At the sound of Heyes’ voice Kid Curry roused himself from beneath his blanket. He stared at his friend through the flames of the fire. “I had the weirdest dream.”
“Yeah? Wanna tell me about it?”
“I don’t remember it all but there sure were a lot of rabbits in it.”
“Rabbits huh?”
“You must be hungry. Why don’t you go see what you can get us for breakfast?”
“Okay.” Kid yawned, stretched and pulled on his boots.
Hannibal Heyes watched his friend walk away, and then set about making pancakes over the camp fire.
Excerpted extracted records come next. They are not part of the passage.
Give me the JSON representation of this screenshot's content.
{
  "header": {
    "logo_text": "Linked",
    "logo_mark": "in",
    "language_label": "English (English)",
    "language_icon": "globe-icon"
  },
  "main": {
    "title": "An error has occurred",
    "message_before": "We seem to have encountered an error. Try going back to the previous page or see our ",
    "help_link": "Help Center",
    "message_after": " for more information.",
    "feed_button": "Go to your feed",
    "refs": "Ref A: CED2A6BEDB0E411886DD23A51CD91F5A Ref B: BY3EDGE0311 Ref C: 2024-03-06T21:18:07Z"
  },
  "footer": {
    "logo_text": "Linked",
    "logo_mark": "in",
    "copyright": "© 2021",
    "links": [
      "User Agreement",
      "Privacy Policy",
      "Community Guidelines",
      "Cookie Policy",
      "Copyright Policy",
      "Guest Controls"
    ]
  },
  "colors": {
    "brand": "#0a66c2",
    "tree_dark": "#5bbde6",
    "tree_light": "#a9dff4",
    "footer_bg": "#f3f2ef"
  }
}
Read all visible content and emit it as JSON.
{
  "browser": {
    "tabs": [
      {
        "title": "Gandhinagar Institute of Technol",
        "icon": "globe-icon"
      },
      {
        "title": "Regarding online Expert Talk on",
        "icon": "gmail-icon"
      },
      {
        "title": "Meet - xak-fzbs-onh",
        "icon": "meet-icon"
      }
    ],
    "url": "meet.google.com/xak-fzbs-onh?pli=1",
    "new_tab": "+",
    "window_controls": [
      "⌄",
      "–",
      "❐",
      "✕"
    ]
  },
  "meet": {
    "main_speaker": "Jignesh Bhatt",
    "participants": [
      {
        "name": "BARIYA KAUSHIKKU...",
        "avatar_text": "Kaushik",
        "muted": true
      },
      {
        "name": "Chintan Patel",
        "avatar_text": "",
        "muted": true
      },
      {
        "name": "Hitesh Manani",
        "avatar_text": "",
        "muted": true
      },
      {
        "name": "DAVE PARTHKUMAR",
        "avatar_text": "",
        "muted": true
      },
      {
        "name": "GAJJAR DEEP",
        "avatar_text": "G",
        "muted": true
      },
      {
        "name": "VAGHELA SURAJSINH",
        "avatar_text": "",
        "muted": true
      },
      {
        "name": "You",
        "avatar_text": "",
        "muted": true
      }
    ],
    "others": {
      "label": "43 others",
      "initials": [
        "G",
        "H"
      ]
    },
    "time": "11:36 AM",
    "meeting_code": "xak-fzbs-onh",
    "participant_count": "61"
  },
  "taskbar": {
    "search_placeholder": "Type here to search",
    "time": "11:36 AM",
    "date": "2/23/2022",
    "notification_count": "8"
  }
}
“How’d you do?” Heyes asked when his friend returned half an hour later.
“I got a two for!”
“A what?”
“Two for the price of one. I got a rabbit.” Kid raised his right hand in which he held a white rabbit by the ears. The rabbit wore a bow-tie. His arms were crossed. He scowled. He was clearly a rabbit of negative disposition (he was not a happy bunny!) “And I got these.” Kid raised his left hand to reveal a basket of chocolate eggs. “Happy Easter, Heyes.”

One thought on “Easter

  1. It isn’t Easter, Maz, but I’ve just read this story, and I have to tell you how much I enjoyed it! It’s brilliantly clever and witty and funny! (Actually I am reading through your new story website and I’m so enjoying just about everything!) I’ve been an admirer of your stories for quite a long time now, and I’m enjoying re-reading some and finding others that are new to me, such as this one. Thanks a lot!